L'idée qu'il serait placeur aussi, lui, qu'il s'enfermerait dans le confessionnal de la pièce d'entrée pour inscrire les offres et les demandes, révoltait sa vanité.
B. Mascarot, qui, par-dessus ses lunettes, épiait ses impressions, vit bien ce qui se passait en lui.
– Et ça n'a pas de pain!.. pensait-il. Sot orgueilleux! Ah!.. si ce n'était Flavie, si ce n'était l'affaire Champdoce!
Puis, tout haut il reprit:
– N'allez pas croire, mon cher enfant, que je veuille vous condamner au rude et obscur métier de placeur. Non. J'ai sur vous d'autres vues plus digues de vos mérites.
Paul respira.
– Pourquoi ne pas vous dire la vérité? poursuivit Mascarot. Vous m'avez plu, et je me suis promis de réaliser tous vos rêves d'ambition. Pour parvenir, vous avez tout… sauf cependant ce qui manquera toujours aux jeunes gens, la prudence et la constance de volonté. Eh bien!.. je serai, moi, votre volonté et votre prudence.
Il s'arrêta un moment comme pour donner plus de poids à ses paroles, et bientôt reprit:
– Tenez, je pensais à vous hier, et je bâtissais dans ma tête l'édifice de votre avenir. Il est pauvre, me disais-je, et à son âge, avec ses idées, c'est cruel. Mais pourquoi n'épouserait-il pas une de ces héritières qui apportent un million dans leur tablier à l'homme qui a su toucher leur cœur?
– Hélas!..
– Comment, hélas!.. Penseriez-vous encore à Rose?
– Oh! non, certes, non!.. je voulais dire…
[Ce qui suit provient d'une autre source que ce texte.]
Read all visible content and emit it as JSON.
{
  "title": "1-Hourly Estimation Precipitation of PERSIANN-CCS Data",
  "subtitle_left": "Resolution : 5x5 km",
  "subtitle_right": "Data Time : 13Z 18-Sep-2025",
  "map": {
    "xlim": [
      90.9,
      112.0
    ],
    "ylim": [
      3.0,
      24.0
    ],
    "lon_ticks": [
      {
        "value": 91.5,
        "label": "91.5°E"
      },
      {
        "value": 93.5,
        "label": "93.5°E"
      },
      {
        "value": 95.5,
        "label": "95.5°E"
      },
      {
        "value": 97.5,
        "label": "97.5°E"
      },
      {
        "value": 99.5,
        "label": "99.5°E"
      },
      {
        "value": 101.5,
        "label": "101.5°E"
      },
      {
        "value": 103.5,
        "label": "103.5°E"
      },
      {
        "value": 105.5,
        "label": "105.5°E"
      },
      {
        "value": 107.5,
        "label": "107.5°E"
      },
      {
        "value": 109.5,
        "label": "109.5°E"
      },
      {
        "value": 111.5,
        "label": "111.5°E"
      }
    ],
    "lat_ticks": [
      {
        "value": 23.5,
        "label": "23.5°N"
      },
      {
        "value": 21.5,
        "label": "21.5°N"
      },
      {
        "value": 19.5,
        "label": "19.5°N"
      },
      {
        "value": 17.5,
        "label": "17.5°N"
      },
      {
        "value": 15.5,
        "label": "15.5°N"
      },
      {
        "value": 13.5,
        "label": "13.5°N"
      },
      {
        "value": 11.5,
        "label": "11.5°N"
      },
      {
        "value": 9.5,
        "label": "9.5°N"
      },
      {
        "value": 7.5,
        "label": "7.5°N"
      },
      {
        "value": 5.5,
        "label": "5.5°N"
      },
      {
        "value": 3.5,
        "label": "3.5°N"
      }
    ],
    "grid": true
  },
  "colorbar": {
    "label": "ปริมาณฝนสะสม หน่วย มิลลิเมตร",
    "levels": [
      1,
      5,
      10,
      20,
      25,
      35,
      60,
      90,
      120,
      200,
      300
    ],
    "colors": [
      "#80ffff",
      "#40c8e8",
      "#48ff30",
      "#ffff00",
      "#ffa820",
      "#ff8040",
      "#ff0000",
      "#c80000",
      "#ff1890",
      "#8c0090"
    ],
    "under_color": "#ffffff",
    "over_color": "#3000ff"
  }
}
– Si je vous parle d'héritière, c'est que j'en connais une, et si je le voulais bien, si mon ami le docteur Hortebize s'en mêlait.. Rose est jolie, mais elle est presque aussi jolie que Rose, et, de plus, elle est bien née, elle est sage, elle est spirituelle… Elle a de grandes relations, et si son mari était un artiste de talent, un poète, un compositeur, il pourrait prétendre à tout.
Paul était devenu plus rouge que le feu; tout cela, il l'avait rêvé, autrefois.
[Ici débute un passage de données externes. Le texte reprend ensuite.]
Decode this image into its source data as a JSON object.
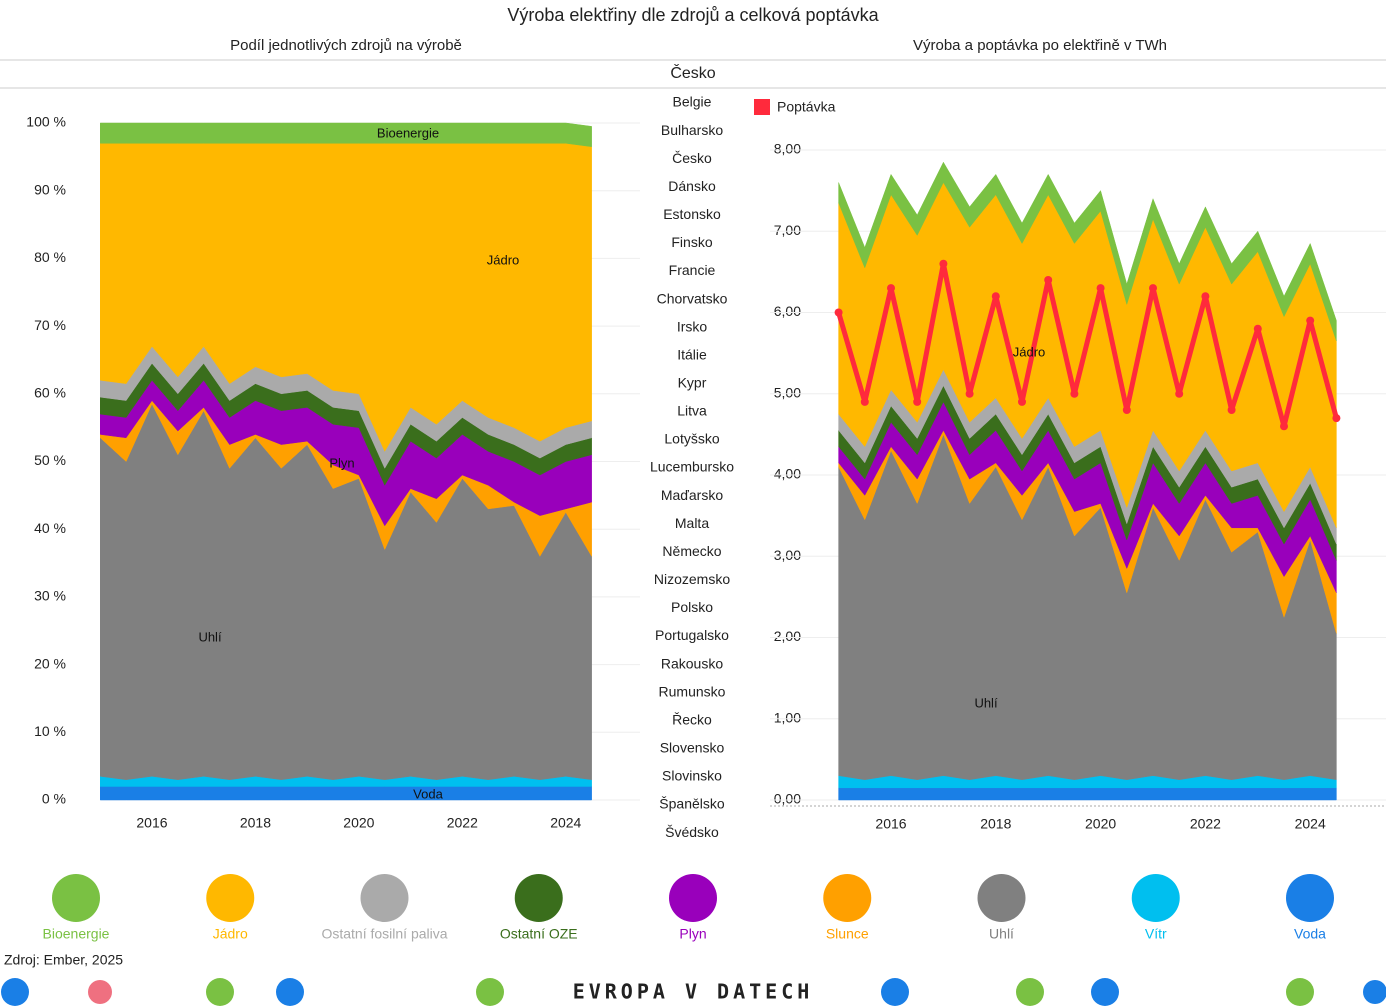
{
  "title": "Výroba elektřiny dle zdrojů a celková poptávka",
  "selected": "Česko",
  "countries": [
    "Belgie",
    "Bulharsko",
    "Česko",
    "Dánsko",
    "Estonsko",
    "Finsko",
    "Francie",
    "Chorvatsko",
    "Irsko",
    "Itálie",
    "Kypr",
    "Litva",
    "Lotyšsko",
    "Lucembursko",
    "Maďarsko",
    "Malta",
    "Německo",
    "Nizozemsko",
    "Polsko",
    "Portugalsko",
    "Rakousko",
    "Rumunsko",
    "Řecko",
    "Slovensko",
    "Slovinsko",
    "Španělsko",
    "Švédsko"
  ],
  "source": "Zdroj: Ember, 2025",
  "brand": "EVROPA V DATECH",
  "chart_data": [
    {
      "type": "area",
      "subtitle": "Podíl jednotlivých zdrojů na výrobě",
      "x": [
        2015,
        2015.5,
        2016,
        2016.5,
        2017,
        2017.5,
        2018,
        2018.5,
        2019,
        2019.5,
        2020,
        2020.5,
        2021,
        2021.5,
        2022,
        2022.5,
        2023,
        2023.5,
        2024,
        2024.5
      ],
      "xlim": [
        2015,
        2025
      ],
      "xticks": [
        2016,
        2018,
        2020,
        2022,
        2024
      ],
      "ylim": [
        0,
        100
      ],
      "yticks": [
        {
          "value": 0,
          "label": "0 %"
        },
        {
          "value": 10,
          "label": "10 %"
        },
        {
          "value": 20,
          "label": "20 %"
        },
        {
          "value": 30,
          "label": "30 %"
        },
        {
          "value": 40,
          "label": "40 %"
        },
        {
          "value": 50,
          "label": "50 %"
        },
        {
          "value": 60,
          "label": "60 %"
        },
        {
          "value": 70,
          "label": "70 %"
        },
        {
          "value": 80,
          "label": "80 %"
        },
        {
          "value": 90,
          "label": "90 %"
        },
        {
          "value": 100,
          "label": "100 %"
        }
      ],
      "grid": true,
      "annotations": [
        "Bioenergie",
        "Jádro",
        "Plyn",
        "Uhlí",
        "Voda"
      ],
      "series": [
        {
          "name": "Voda",
          "color": "#1a7fe6",
          "values": [
            2,
            2,
            2,
            2,
            2,
            2,
            2,
            2,
            2,
            2,
            2,
            2,
            2,
            2,
            2,
            2,
            2,
            2,
            2,
            2
          ]
        },
        {
          "name": "Vítr",
          "color": "#00bfef",
          "values": [
            1.5,
            1,
            1.5,
            1,
            1.5,
            1,
            1.5,
            1,
            1.5,
            1,
            1.5,
            1,
            1.5,
            1,
            1.5,
            1,
            1.5,
            1,
            1.5,
            1
          ]
        },
        {
          "name": "Uhlí",
          "color": "#808080",
          "values": [
            50,
            47,
            55,
            48,
            54,
            46,
            50,
            46,
            49,
            43,
            44,
            34,
            42,
            38,
            44,
            40,
            40,
            33,
            39,
            33
          ]
        },
        {
          "name": "Slunce",
          "color": "#ffa000",
          "values": [
            0.5,
            3.5,
            0.5,
            3.5,
            0.5,
            3.5,
            0.5,
            3.5,
            0.5,
            3.5,
            0.5,
            3.5,
            0.5,
            3.5,
            0.5,
            3.5,
            0.5,
            6,
            0.5,
            8
          ]
        },
        {
          "name": "Plyn",
          "color": "#9900bb",
          "values": [
            3,
            3,
            3,
            3,
            4,
            4,
            5,
            5,
            5,
            6,
            7,
            6,
            7,
            6,
            6,
            5,
            6,
            6,
            7,
            7
          ]
        },
        {
          "name": "Ostatní OZE",
          "color": "#3a6e1c",
          "values": [
            2.5,
            2.5,
            2.5,
            2.5,
            2.5,
            2.5,
            2.5,
            2.5,
            2.5,
            2.5,
            2.5,
            2.5,
            2.5,
            2.5,
            2.5,
            2.5,
            2.5,
            2.5,
            2.5,
            2.5
          ]
        },
        {
          "name": "Ostatní fosilní paliva",
          "color": "#aaaaaa",
          "values": [
            2.5,
            2.5,
            2.5,
            2.5,
            2.5,
            2.5,
            2.5,
            2.5,
            2.5,
            2.5,
            2.5,
            2.5,
            2.5,
            2.5,
            2.5,
            2.5,
            2.5,
            2.5,
            2.5,
            2.5
          ]
        },
        {
          "name": "Jádro",
          "color": "#ffb800",
          "values": [
            35,
            35.5,
            30,
            34.5,
            30,
            35.5,
            33,
            34.5,
            34,
            36.5,
            37,
            45.5,
            39,
            41.5,
            38,
            40.5,
            42,
            44,
            42,
            40.5
          ]
        },
        {
          "name": "Bioenergie",
          "color": "#7ac143",
          "values": [
            3,
            3,
            3,
            3,
            3,
            3,
            3,
            3,
            3,
            3,
            3,
            3,
            3,
            3,
            3,
            3,
            3,
            3,
            3,
            3
          ]
        }
      ]
    },
    {
      "type": "area",
      "subtitle": "Výroba a poptávka po elektřině v TWh",
      "x": [
        2015,
        2015.5,
        2016,
        2016.5,
        2017,
        2017.5,
        2018,
        2018.5,
        2019,
        2019.5,
        2020,
        2020.5,
        2021,
        2021.5,
        2022,
        2022.5,
        2023,
        2023.5,
        2024,
        2024.5
      ],
      "xlim": [
        2015,
        2025
      ],
      "xticks": [
        2016,
        2018,
        2020,
        2022,
        2024
      ],
      "ylim": [
        0,
        8
      ],
      "yticks": [
        {
          "value": 0,
          "label": "0,00"
        },
        {
          "value": 1,
          "label": "1,00"
        },
        {
          "value": 2,
          "label": "2,00"
        },
        {
          "value": 3,
          "label": "3,00"
        },
        {
          "value": 4,
          "label": "4,00"
        },
        {
          "value": 5,
          "label": "5,00"
        },
        {
          "value": 6,
          "label": "6,00"
        },
        {
          "value": 7,
          "label": "7,00"
        },
        {
          "value": 8,
          "label": "8,00"
        }
      ],
      "grid": true,
      "annotations": [
        "Jádro",
        "Uhlí"
      ],
      "series": [
        {
          "name": "Voda",
          "color": "#1a7fe6",
          "values": [
            0.15,
            0.15,
            0.15,
            0.15,
            0.15,
            0.15,
            0.15,
            0.15,
            0.15,
            0.15,
            0.15,
            0.15,
            0.15,
            0.15,
            0.15,
            0.15,
            0.15,
            0.15,
            0.15,
            0.15
          ]
        },
        {
          "name": "Vítr",
          "color": "#00bfef",
          "values": [
            0.15,
            0.1,
            0.15,
            0.1,
            0.15,
            0.1,
            0.15,
            0.1,
            0.15,
            0.1,
            0.15,
            0.1,
            0.15,
            0.1,
            0.15,
            0.1,
            0.15,
            0.1,
            0.15,
            0.1
          ]
        },
        {
          "name": "Uhlí",
          "color": "#808080",
          "values": [
            3.8,
            3.2,
            4.0,
            3.4,
            4.2,
            3.4,
            3.8,
            3.2,
            3.8,
            3.0,
            3.3,
            2.3,
            3.3,
            2.7,
            3.4,
            2.8,
            3.0,
            2.0,
            2.9,
            1.8
          ]
        },
        {
          "name": "Slunce",
          "color": "#ffa000",
          "values": [
            0.05,
            0.3,
            0.05,
            0.3,
            0.05,
            0.3,
            0.05,
            0.3,
            0.05,
            0.3,
            0.05,
            0.3,
            0.05,
            0.3,
            0.05,
            0.3,
            0.05,
            0.5,
            0.05,
            0.5
          ]
        },
        {
          "name": "Plyn",
          "color": "#9900bb",
          "values": [
            0.2,
            0.2,
            0.3,
            0.3,
            0.35,
            0.3,
            0.4,
            0.3,
            0.4,
            0.4,
            0.5,
            0.35,
            0.5,
            0.4,
            0.4,
            0.3,
            0.4,
            0.4,
            0.45,
            0.4
          ]
        },
        {
          "name": "Ostatní OZE",
          "color": "#3a6e1c",
          "values": [
            0.2,
            0.2,
            0.2,
            0.2,
            0.2,
            0.2,
            0.2,
            0.2,
            0.2,
            0.2,
            0.2,
            0.2,
            0.2,
            0.2,
            0.2,
            0.2,
            0.2,
            0.2,
            0.2,
            0.2
          ]
        },
        {
          "name": "Ostatní fosilní paliva",
          "color": "#aaaaaa",
          "values": [
            0.2,
            0.2,
            0.2,
            0.2,
            0.2,
            0.2,
            0.2,
            0.2,
            0.2,
            0.2,
            0.2,
            0.2,
            0.2,
            0.2,
            0.2,
            0.2,
            0.2,
            0.2,
            0.2,
            0.2
          ]
        },
        {
          "name": "Jádro",
          "color": "#ffb800",
          "values": [
            2.6,
            2.2,
            2.4,
            2.3,
            2.3,
            2.4,
            2.5,
            2.4,
            2.5,
            2.5,
            2.7,
            2.5,
            2.6,
            2.3,
            2.5,
            2.3,
            2.6,
            2.4,
            2.5,
            2.3
          ]
        },
        {
          "name": "Bioenergie",
          "color": "#7ac143",
          "values": [
            0.25,
            0.25,
            0.25,
            0.25,
            0.25,
            0.25,
            0.25,
            0.25,
            0.25,
            0.25,
            0.25,
            0.25,
            0.25,
            0.25,
            0.25,
            0.25,
            0.25,
            0.25,
            0.25,
            0.25
          ]
        }
      ],
      "line": {
        "name": "Poptávka",
        "color": "#ff2a3c",
        "values": [
          6.0,
          4.9,
          6.3,
          4.9,
          6.6,
          5.0,
          6.2,
          4.9,
          6.4,
          5.0,
          6.3,
          4.8,
          6.3,
          5.0,
          6.2,
          4.8,
          5.8,
          4.6,
          5.9,
          4.7
        ]
      }
    }
  ]
}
– Bien plus, disait le placeur, songeant à votre naissance illégitime, je poursuivais le plus magnifique roman. Avant 93, tout bâtard, vous le savez, était tenu pour gentilhomme. Connaissez-vous votre père? Non. Qui vous dit qu'il ne porte pas un des grands noms de France et qu'il n'a pas, pour rehausser l'éclat de son écusson, 500,000 livres de rentes? Peut-être, en ce moment, vous fait-il rechercher pour vous donner sa fortune et son nom. Cela vous plairait-il d'être duc?
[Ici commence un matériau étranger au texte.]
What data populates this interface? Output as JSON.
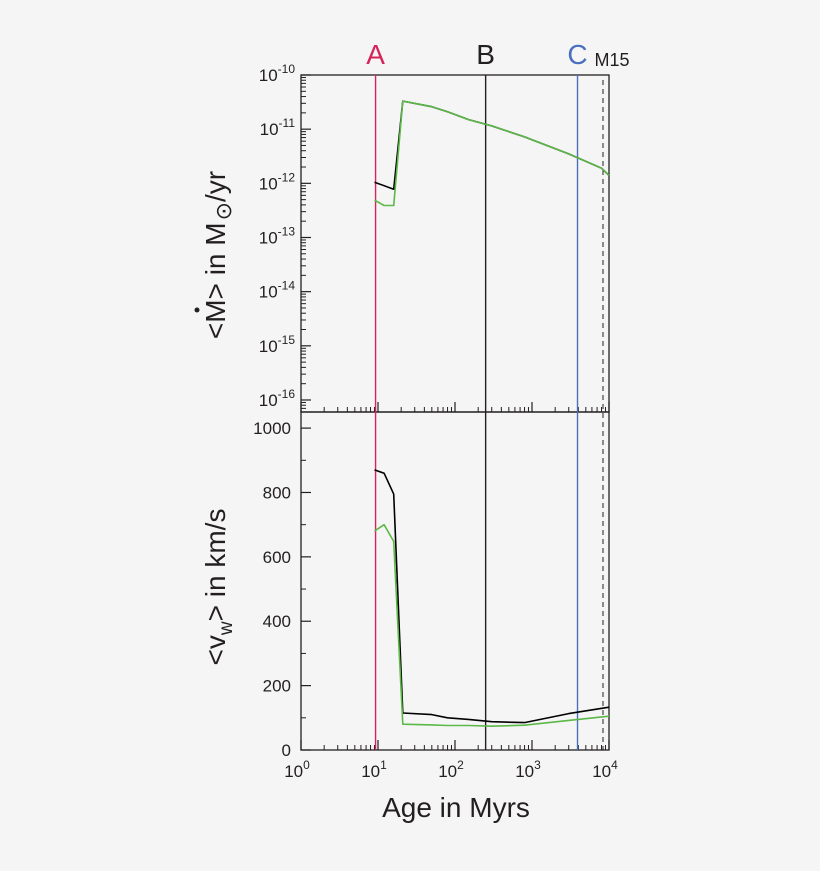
{
  "chart_data": [
    {
      "type": "line",
      "panel": "top",
      "ylabel": "<Ṁ> in M⊙/yr",
      "xscale": "log",
      "yscale": "log",
      "xlim": [
        1,
        10000
      ],
      "ylim": [
        6e-17,
        1e-10
      ],
      "ytick_labels": [
        {
          "base": "10",
          "exp": "-10",
          "value": 1e-10
        },
        {
          "base": "10",
          "exp": "-11",
          "value": 1e-11
        },
        {
          "base": "10",
          "exp": "-12",
          "value": 1e-12
        },
        {
          "base": "10",
          "exp": "-13",
          "value": 1e-13
        },
        {
          "base": "10",
          "exp": "-14",
          "value": 1e-14
        },
        {
          "base": "10",
          "exp": "-15",
          "value": 1e-15
        },
        {
          "base": "10",
          "exp": "-16",
          "value": 1e-16
        }
      ],
      "series": [
        {
          "color": "#000000",
          "x": [
            9,
            16,
            21,
            50,
            80,
            150,
            300,
            800,
            3000,
            8000,
            10000
          ],
          "y": [
            1.05e-12,
            7.8e-13,
            3.3e-11,
            2.6e-11,
            2.1e-11,
            1.5e-11,
            1.15e-11,
            7.2e-12,
            3.5e-12,
            1.9e-12,
            1.4e-12
          ]
        },
        {
          "color": "#5cb847",
          "x": [
            9,
            12,
            16,
            21,
            50,
            80,
            150,
            300,
            800,
            3000,
            8000,
            10000
          ],
          "y": [
            4.9e-13,
            3.9e-13,
            3.9e-13,
            3.3e-11,
            2.6e-11,
            2.1e-11,
            1.5e-11,
            1.15e-11,
            7.2e-12,
            3.5e-12,
            1.9e-12,
            1.4e-12
          ]
        }
      ]
    },
    {
      "type": "line",
      "panel": "bottom",
      "xlabel": "Age in Myrs",
      "ylabel": "<vw> in km/s",
      "xscale": "log",
      "xlim": [
        1,
        10000
      ],
      "ylim": [
        0,
        1050
      ],
      "xtick_labels": [
        {
          "base": "10",
          "exp": "0",
          "value": 1
        },
        {
          "base": "10",
          "exp": "1",
          "value": 10
        },
        {
          "base": "10",
          "exp": "2",
          "value": 100
        },
        {
          "base": "10",
          "exp": "3",
          "value": 1000
        },
        {
          "base": "10",
          "exp": "4",
          "value": 10000
        }
      ],
      "yticks": [
        "0",
        "200",
        "400",
        "600",
        "800",
        "1000"
      ],
      "series": [
        {
          "color": "#000000",
          "x": [
            9,
            12,
            16,
            21,
            50,
            80,
            150,
            300,
            800,
            3000,
            10000
          ],
          "y": [
            870,
            860,
            795,
            115,
            110,
            100,
            95,
            88,
            85,
            113,
            133
          ]
        },
        {
          "color": "#5cb847",
          "x": [
            9,
            12,
            16,
            21,
            50,
            80,
            150,
            300,
            800,
            3000,
            10000
          ],
          "y": [
            680,
            700,
            648,
            80,
            78,
            76,
            76,
            74,
            77,
            92,
            105
          ]
        }
      ]
    }
  ],
  "markers": [
    {
      "label": "A",
      "x": 9.3,
      "color": "#d6235a"
    },
    {
      "label": "B",
      "x": 250,
      "color": "#231f20"
    },
    {
      "label": "C",
      "x": 3900,
      "color": "#4a6fbf"
    }
  ],
  "model_label": "M15",
  "axis_text": {
    "top_ylabel_lt": "<",
    "top_ylabel_sym": "M",
    "top_ylabel_rest": "> in M",
    "top_ylabel_unit": "/yr",
    "bottom_ylabel_open": "<v",
    "bottom_ylabel_sub": "w",
    "bottom_ylabel_close": "> in km/s",
    "xlabel": "Age in Myrs"
  }
}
– Monsieur, balbutia Paul, monsieur…
B. Mascarot éclata de rire.
– Nous n'en sommes encore qu'aux suppositions, fit-il.
Le jeune homme ne savait que penser.
– Enfin, monsieur, demanda-t-il, qu'exigez-vous de moi?
Le placeur redevint sérieux.
– J'exige l'obéissance, répondit-il. Une obéissance passive, absolue, immédiate, sans réflexions, sans examen.
– J'obéirai, monsieur, mais, de grâce, ne vous jouez-vous pas de moi?
Au lieu de répondre, B. Mascarot sonna Beaumar, qui parut.
– Je te laisse seul, dit-il, je vais chez Van Klopen.
Puis se retournant vers Paul:
– Je ne plaisante jamais, lui dit-il, et aujourd'hui même vous en aurez la preuve. Nous allons aller déjeuner ensemble au restaurant; j'ai à causer avec vous, et après…
Il s'arrêta pour jouir de la surprise de Paul, et ajouta:
– Après, je vous montrerai la jeune fille que je vous destine: il faut bien que je sache si elle vous plaît.